17. The next contention was that as the orders of acquittal passed by the learned Magistrate in the first prosecution were not appealed from they became binding on the expiration of the period limited for appeal by Article 157, Limitation Act. This is merely to regard another aspect of the same problem. If the orders of acquittal were passed by a Court of competent jurisdiction, though wrongly, they would be binding unless set aside in appeal. But if the orders were a nullity there was nothing to appeal against. It may well be that the Government, if embarrassed by the orders of acquittal, might have applied to the High Court to quash them, and in this connection reference may be made to the decision of the House of Lords in Crane v. Director of Public Prosecutions,  2 A. C. 299: (90 L. J. K. B. 1160). But the omission of Government to take such a step, which was not incumbent, could not convert an order made without jurisdiction into an order passed by a Court of competent jurisdiction. Some emphasis was laid on the conduct of the Government of Bombay in appealing against the orders passed by the learned Magistrate under S. 517, Criminal P. C. It may be that the High Court ought not to have entertained such appeals, but no question as to the validity of the orders made in these appeals is before the Board. It was rightly conceded by Mr. Page that the action of the Government of Bombay in appealing against the orders made by the Magistrate under S. 517 could not operate by way of estoppel to confer jurisdiction upon the Magistrate which he did not otherwise possess.

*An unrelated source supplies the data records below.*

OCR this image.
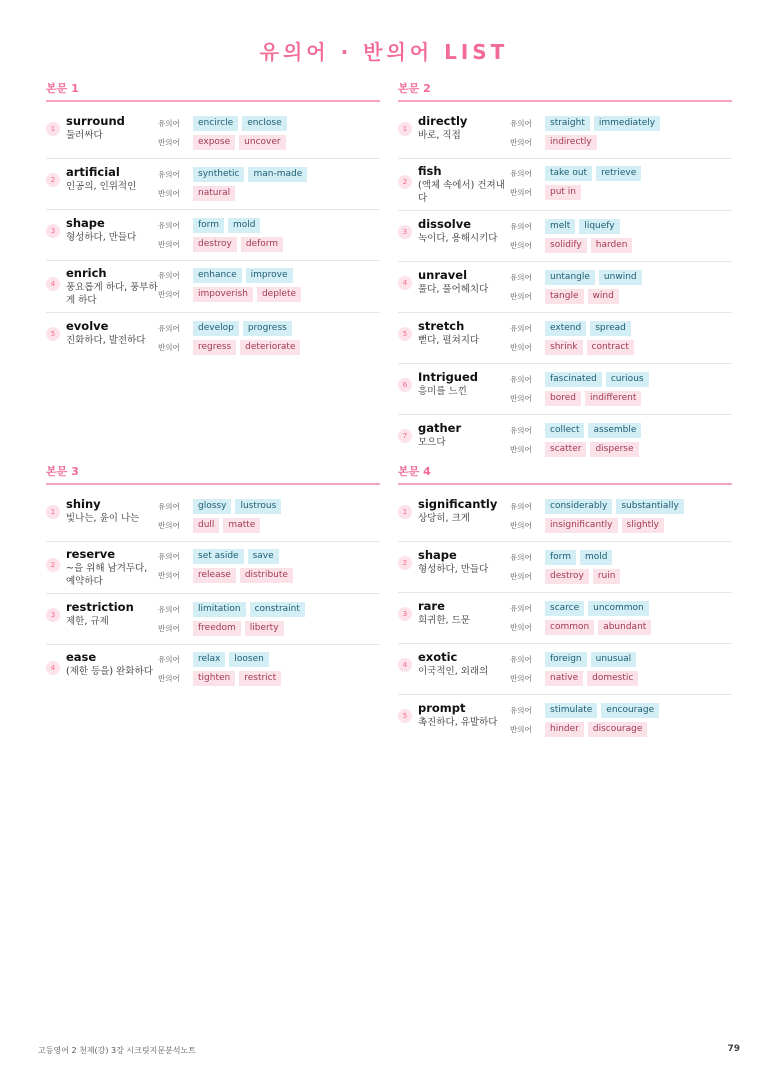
유의어 · 반의어 LIST
본문 1
1
surround
둘러싸다
유의어	encircle	enclose
반의어	expose	uncover
2
artificial
인공의, 인위적인
유의어	synthetic	man-made
반의어	natural
3
shape
형성하다, 만들다
유의어	form	mold
반의어	destroy	deform
4
enrich
풍요롭게 하다, 풍부하게 하다
유의어	enhance	improve
반의어	impoverish	deplete
5
evolve
진화하다, 발전하다
유의어	develop	progress
반의어	regress	deteriorate
본문 2
1
directly
바로, 직접
유의어	straight	immediately
반의어	indirectly
2
fish
(액체 속에서) 건져내다
유의어	take out	retrieve
반의어	put in
3
dissolve
녹이다, 용해시키다
유의어	melt	liquefy
반의어	solidify	harden
4
unravel
풀다, 풀어헤치다
유의어	untangle	unwind
반의어	tangle	wind
5
stretch
뻗다, 펼쳐지다
유의어	extend	spread
반의어	shrink	contract
6
Intrigued
흥미를 느낀
유의어	fascinated	curious
반의어	bored	indifferent
7
gather
모으다
유의어	collect	assemble
반의어	scatter	disperse
본문 3
1
shiny
빛나는, 윤이 나는
유의어	glossy	lustrous
반의어	dull	matte
2
reserve
~을 위해 남겨두다, 예약하다
유의어	set aside	save
반의어	release	distribute
3
restriction
제한, 규제
유의어	limitation	constraint
반의어	freedom	liberty
4
ease
(제한 등을) 완화하다
유의어	relax	loosen
반의어	tighten	restrict
본문 4
1
significantly
상당히, 크게
유의어	considerably	substantially
반의어	insignificantly	slightly
2
shape
형성하다, 만들다
유의어	form	mold
반의어	destroy	ruin
3
rare
희귀한, 드문
유의어	scarce	uncommon
반의어	common	abundant
4
exotic
이국적인, 외래의
유의어	foreign	unusual
반의어	native	domestic
5
prompt
촉진하다, 유발하다
유의어	stimulate	encourage
반의어	hinder	discourage
고등영어 2 천재(강) 3강 시크릿지문분석노트	79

18. The last point urged by Mr. Page was that even if the case did not fall within the terms of S. 403, Criminal P. C., the appellant could none the less rely on the Common Law rule that no man should be placed twice in jeopardy. But this argument again depends on whether the earlier orders of acquittal were valid. Under the Common Law, a plea of autre fois acquit or autre fois convict can only be raised where the first trial was before a Court competent to pass a valid order of acquittal or conviction. R. v. Bowman, 6 C. and P: 337, R. v. Bates, (1911) 1 KB 964 : (80 LJ KB 507) and R. v. Marsham (1912) 2 KB 362 : 81 LJ KB 957). It is true, as pointed out by Mr. Page, that those cases are cases in which there had been a conviction at the earlier trial but their Lordships see no distinction for the present purpose between a conviction and an acquittal. Unless the earlier trial was a lawful one which might have resulted in a conviction, the accused was never in jeopardy. The case of R. v. Simpson, (1914) 1 KB 66 : (83 LJ KB 233), on which Mr. Page relied, is distinguishable because the first order on which the plea of autre fois acquit was based was held by a majority of the Court to be voidable, and not void. This argument therefore fails on the facts, and it is not necessary for their Lordships to consider whether S. 403, Criminal P. C., constitutes a complete code in India upon the subject of autre fois acquit and autre fois convict, or whether in a proper case the Common Law can be called in aid to supplement the provisions of the section.
 For these reasons their Lordships will humbly advise His Majesty that this appeal be dismissed.